The Core PCE Price Index, a key measure of inflation favored by the Federal Reserve, rose by 0.1% in May, in line with expectations. The annual rate cooled to 2.6% from 2.8% in April, signaling easing price pressures. Final GDP data for Q1 showed a 1.4% expansion, consistent with expectations but a slowdown from previous quarters. Durable Goods Orders in May rose by 0.1%, surpassing forecasts, though Core Durable Goods Orders fell by 0.1%.

Consumer confidence data exceeded expectations, with the CB Consumer Confidence index at 100.4 in June, despite a decline from 101.3 in May. The Federal Reserve maintained interest rates at 5.25%-5.50% in June, with hawkish rhetoric from FOMC member Michelle Bowman indicating no rate cuts are expected this year. Market expectations for a rate cut in September are below 70%, while a November cut is fully priced in, contributing to continued forex market volatility.

This week’s key data releases include US manufacturing and services PMI, JOLTS Job Openings, unemployment claims, and the highly anticipated Non-Farm Payrolls (NFP) report on Friday, providing crucial insights into the US labor market and economic growth.

EUR

The Euro remained under pressure amid political instability in France ahead of national elections. EUR/USD traded sideways around 1.071, with support at 1.067 and resistance at 1.075. The ECB lowered its Main Refinancing Rate by 25 basis points to 4.25% in June, while inflation remains sticky, potentially slowing future rate cuts.

German business morale declined, with the IFO Business Climate index falling to 88.6 in June. Headline inflation in the Euro Area accelerated to 2.6% in May, while Core CPI rose to 2.9%, indicating persistent inflationary pressures. The Eurozone economy expanded by 0.3% in Q1, consistent with preliminary estimates but slower than previous quarters.

GBP

GBP/USD exhibited volatility last week, settling at 1.264 on Friday. Political stability hopes, fueled by expectations of a Labour Party victory in the July 4th elections, supported the sterling. The UK economy showed signs of improvement, with GDP growth of 0.7% in Q1. The BOE maintained its interest rate at 5.25% in June, with market expectations for a rate cut in September around 70%.

UK inflation eased to 2.0% annually in May, aligning with BOE forecasts. Core CPI fell to 3.5%, reducing pressure on the BOE to maintain a restrictive policy. British inflation dropping to target for the first time in nearly three years signals the effectiveness of the BOE’s hawkish policy.

JPY

The Yen continued to decline, with USD/JPY rising above 161.0 before closing near 160.8. BOJ officials, including Governor Kazuo Ueda, have issued warnings against speculative short selling. The BOJ maintained its policy settings in June, with some members favoring a rate hike soon. Inflation in Japan remains weak but rising, with headline inflation at 2.5% and BOJ Core CPI at 2.1% in May.

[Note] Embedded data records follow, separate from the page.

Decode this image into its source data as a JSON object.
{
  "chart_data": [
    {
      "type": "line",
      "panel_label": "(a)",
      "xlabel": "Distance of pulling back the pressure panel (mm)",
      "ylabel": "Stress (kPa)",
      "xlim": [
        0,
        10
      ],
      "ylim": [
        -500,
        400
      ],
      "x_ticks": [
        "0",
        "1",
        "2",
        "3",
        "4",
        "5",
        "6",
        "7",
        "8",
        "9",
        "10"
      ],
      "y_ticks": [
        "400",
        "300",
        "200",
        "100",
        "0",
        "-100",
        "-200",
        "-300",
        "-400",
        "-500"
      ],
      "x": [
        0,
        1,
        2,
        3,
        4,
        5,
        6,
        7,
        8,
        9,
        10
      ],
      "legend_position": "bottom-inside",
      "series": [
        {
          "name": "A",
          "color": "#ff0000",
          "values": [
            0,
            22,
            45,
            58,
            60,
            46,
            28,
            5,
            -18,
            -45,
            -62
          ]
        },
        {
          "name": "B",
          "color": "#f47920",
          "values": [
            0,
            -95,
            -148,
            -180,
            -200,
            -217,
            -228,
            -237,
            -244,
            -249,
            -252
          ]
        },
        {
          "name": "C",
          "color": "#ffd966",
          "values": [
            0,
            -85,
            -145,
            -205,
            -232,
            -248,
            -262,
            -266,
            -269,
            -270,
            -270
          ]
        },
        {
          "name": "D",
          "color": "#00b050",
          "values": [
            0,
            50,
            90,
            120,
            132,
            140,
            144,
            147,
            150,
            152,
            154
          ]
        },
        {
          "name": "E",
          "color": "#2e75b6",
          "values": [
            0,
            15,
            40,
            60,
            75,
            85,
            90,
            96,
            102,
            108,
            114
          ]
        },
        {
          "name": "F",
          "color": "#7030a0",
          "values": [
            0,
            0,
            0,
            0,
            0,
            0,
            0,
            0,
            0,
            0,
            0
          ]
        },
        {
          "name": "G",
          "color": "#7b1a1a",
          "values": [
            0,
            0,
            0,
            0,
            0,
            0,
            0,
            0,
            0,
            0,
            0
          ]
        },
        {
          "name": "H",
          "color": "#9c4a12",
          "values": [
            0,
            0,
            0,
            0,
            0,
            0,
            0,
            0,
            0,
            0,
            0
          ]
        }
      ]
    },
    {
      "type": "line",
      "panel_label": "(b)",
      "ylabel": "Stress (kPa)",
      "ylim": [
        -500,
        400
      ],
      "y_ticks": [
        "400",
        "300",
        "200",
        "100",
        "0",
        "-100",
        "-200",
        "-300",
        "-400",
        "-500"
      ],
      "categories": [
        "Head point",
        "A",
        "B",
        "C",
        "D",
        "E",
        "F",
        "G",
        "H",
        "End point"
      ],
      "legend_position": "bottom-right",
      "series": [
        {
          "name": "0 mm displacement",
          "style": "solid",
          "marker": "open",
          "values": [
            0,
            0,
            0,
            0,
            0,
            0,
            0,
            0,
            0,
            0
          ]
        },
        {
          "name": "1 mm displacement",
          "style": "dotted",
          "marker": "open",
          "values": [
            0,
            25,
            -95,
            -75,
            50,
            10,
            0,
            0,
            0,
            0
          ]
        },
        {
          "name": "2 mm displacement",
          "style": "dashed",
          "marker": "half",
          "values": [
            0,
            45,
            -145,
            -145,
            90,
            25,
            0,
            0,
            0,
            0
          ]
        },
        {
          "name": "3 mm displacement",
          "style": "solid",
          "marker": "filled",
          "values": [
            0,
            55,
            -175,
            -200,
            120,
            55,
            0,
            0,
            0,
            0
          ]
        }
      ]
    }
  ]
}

Japan’s economy slipped into recession in Q1, shrinking by 0.5%, limiting the odds of a BOJ hawkish pivot. Governor Ueda hinted at easing bond purchasing at the next meeting, but no specifics were provided.

Gold

Gold prices were volatile, closing near $2,330 per ounce on Friday. The dollar’s movement and central bank interest rates influence gold prices. The US Federal Reserve’s unchanged rate policy and increasing rate cut expectations boosted gold last week. Geopolitical tensions, especially in the Middle East, continue to support safe-haven demand for gold.

Oil

Oil prices edged higher, with WTI closing at $81.8 per barrel. US crude inventories showed a surprise build, putting pressure on prices. Geopolitical risks and seasonal demand support oil prices. The US Federal Reserve’s interest rate policy and OPEC+ decisions on production cuts also impact the market.

Bitcoin and Major Cryptocurrencies

Crypto markets faced pressure, with the global market cap dropping to $2.28 trillion. Bitcoin reclaimed the $62,000 level, while Ethereum traded around $3,430. Central bank interest rates and geopolitical tensions in the Middle East influence crypto market volatility. The US Fed’s unchanged interest rate policy and expectations of rate cuts also play a significant role.